Packet is a chain of buffers of constant size. Each buffer should be big enough to store:

  • whole MTU (1500 B)
  • metadata, currently 128 B
  • additional headroom at the beginning, if required, configured to 128 B

Packets received from HW can form chains if:

  • S/W is using Jumbo frames from time to time but tries to save memory
  • S/W is using TCP offloads provided by ThunderX VNIC. Currently not supported.
  • It is recommended to adjuct the basic buffer size if Jumbo frames are to be used frequently, e.g. for frequent use of 4K frames it is best to have single 4K buffer instead of a chain.

Packet memory should be aligned to cache line size, which is 128 B on Thunder-88x, so 128B is a minimal memory occupation for packet metadata. Headroom can be 0.

Memory pool consists of:

  • global multi-producer - multi-consumer buffer ring
  • thread-local cache implemented as table (stack) of 4096 entries

This implementation provides high-performance, low-overhead packet management but consumes more memory than linux-generic counterpart, because there is no guarantee that cached packets return to global pool. The pool operates optimally when allocations are done in bulk, since it amortizes memory barrier costs for global pool.

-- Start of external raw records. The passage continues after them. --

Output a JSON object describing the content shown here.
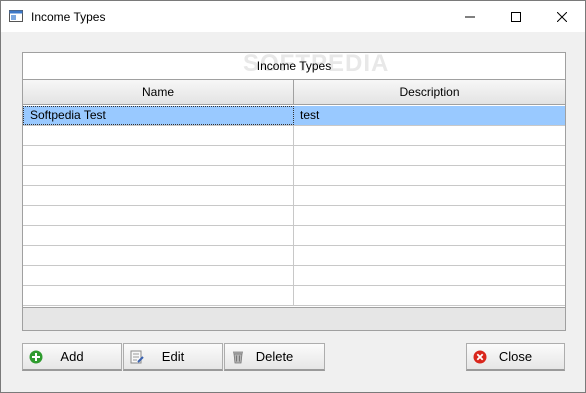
{
  "window": {
    "title": "Income Types"
  },
  "grid": {
    "caption": "Income Types",
    "watermark": "SOFTPEDIA",
    "columns": [
      "Name",
      "Description"
    ],
    "rows": [
      {
        "name": "Softpedia Test",
        "description": "test",
        "selected": true
      },
      {
        "name": "",
        "description": ""
      },
      {
        "name": "",
        "description": ""
      },
      {
        "name": "",
        "description": ""
      },
      {
        "name": "",
        "description": ""
      },
      {
        "name": "",
        "description": ""
      },
      {
        "name": "",
        "description": ""
      },
      {
        "name": "",
        "description": ""
      },
      {
        "name": "",
        "description": ""
      },
      {
        "name": "",
        "description": ""
      }
    ]
  },
  "buttons": {
    "add": "Add",
    "edit": "Edit",
    "delete": "Delete",
    "close": "Close"
  },
  "colors": {
    "selection": "#99c9ff",
    "add_icon": "#2e9b2e",
    "close_icon": "#d9261c"
  }
}
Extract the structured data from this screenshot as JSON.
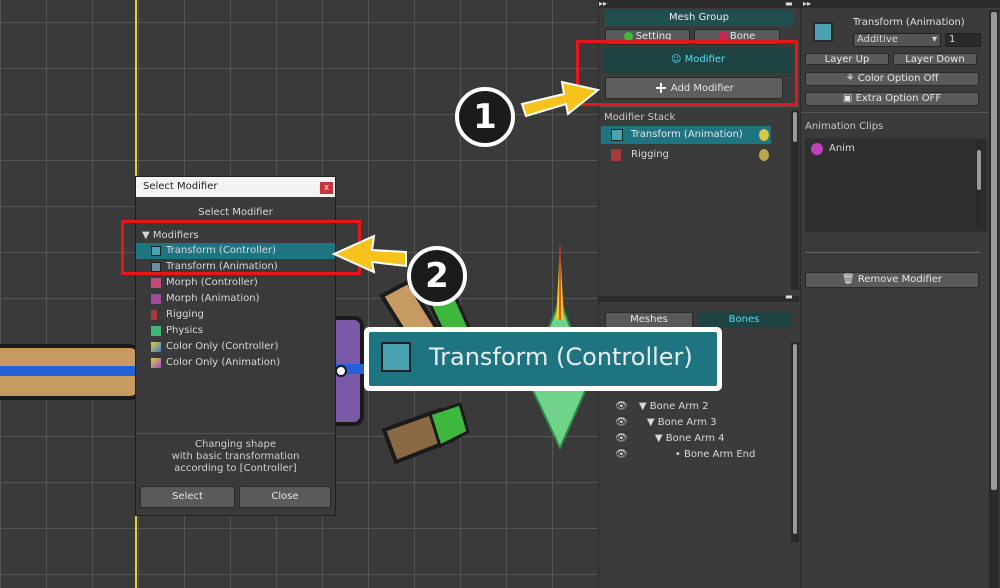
{
  "mesh_group": {
    "title": "Mesh Group",
    "tab_setting": "Setting",
    "tab_bone": "Bone",
    "tab_modifier": "Modifier",
    "add_modifier": "Add Modifier",
    "modifier_stack_label": "Modifier Stack",
    "stack": [
      "Transform (Animation)",
      "Rigging"
    ],
    "tab_meshes": "Meshes",
    "tab_bones": "Bones",
    "bones": [
      "Bone Arm 2",
      "Bone Arm 3",
      "Bone Arm 4",
      "Bone Arm End"
    ]
  },
  "right": {
    "title": "Transform (Animation)",
    "blend_mode": "Additive",
    "layer_value": "1",
    "layer_up": "Layer Up",
    "layer_down": "Layer Down",
    "color_option": "Color Option Off",
    "extra_option": "Extra Option OFF",
    "anim_clips_label": "Animation Clips",
    "anim_clip": "Anim",
    "remove_modifier": "Remove Modifier"
  },
  "dialog": {
    "title": "Select Modifier",
    "close_x": "x",
    "heading": "Select Modifier",
    "tree_root": "Modifiers",
    "items": [
      "Transform (Controller)",
      "Transform (Animation)",
      "Morph (Controller)",
      "Morph (Animation)",
      "Rigging",
      "Physics",
      "Color Only (Controller)",
      "Color Only (Animation)"
    ],
    "desc_line1": "Changing shape",
    "desc_line2": "with basic transformation",
    "desc_line3": "according to [Controller]",
    "select_btn": "Select",
    "close_btn": "Close"
  },
  "callouts": {
    "num1": "1",
    "num2": "2",
    "zoom_label": "Transform (Controller)"
  },
  "colors": {
    "accent_teal": "#1e7480",
    "callout_red": "#e8151b",
    "arrow_yellow": "#f6c31c"
  }
}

Packet IO implementation notes

Packet IO is optimized for bulk transmit/receive. For highest performance it is recommended to process packets in batches of 32 or 64. Packet can be received/sent by two access methods provided by ODP API:

  • Raw pktio method (optimized for DIRECT pktio mode)
    • odp_pktout_send and odp_pktin_recv, both were optimized with ODP_PKTOUT_MODE_DIRECT and ODP_PKTOUT_MODE_DIRECT respectively
    • thread-safe access to H/W queues
    • packet parsing done by H/W, i.e L3/L4 recognition
    • the lowest possible overhead method of getting/xmiting packets
    • requires more effort while designing the application (packet ordering and thread/queue binding).
  • Queued/Scheduled method (not optimized)
    • odp_schedule() or direct queue operations odp_queue_deq/enq()
    • operate with scheduler & classifier and the rest of ODP API
    • slower than raw method due to classifier & queue overhead
    • allows easier application design while using many threads for processing
    • ordering is guaranteed by queue type while using odp_schedule()


  1. VNIC hardware should be always reset at application exit to keep the system stable.

    H/W reset is done in odp_pktio_close(), so software should always call it before termination. Moreover, the application should strive to provide an exit handler for most common signals, e.g. SIGTERM, SIGINT. The odp_l2fwd.c example file contains such handler for reference.

    Sudden application crash leaving H/W in undefined state may cause issues with subsequent launching the app. In that case, several retries should bring the H/W back.

  2. Sudden application exit may lead to random-writer scenario and can crash subsequent application launches or other software.

    When the application suddenly crashes, e.g. by SIGSEGV, odp_pktio_close() is not called and VNIC H/W still receives packets and writes to memory until it runs out of buffers. Since VNIC hardware operates on physical memory, the pages used for packet reception can be overwritten even when they return to kernel and get allocated again. The best way to avoid it is to re-launch the application, which triggers H/W reset. Installing signal handler is the best prevention method.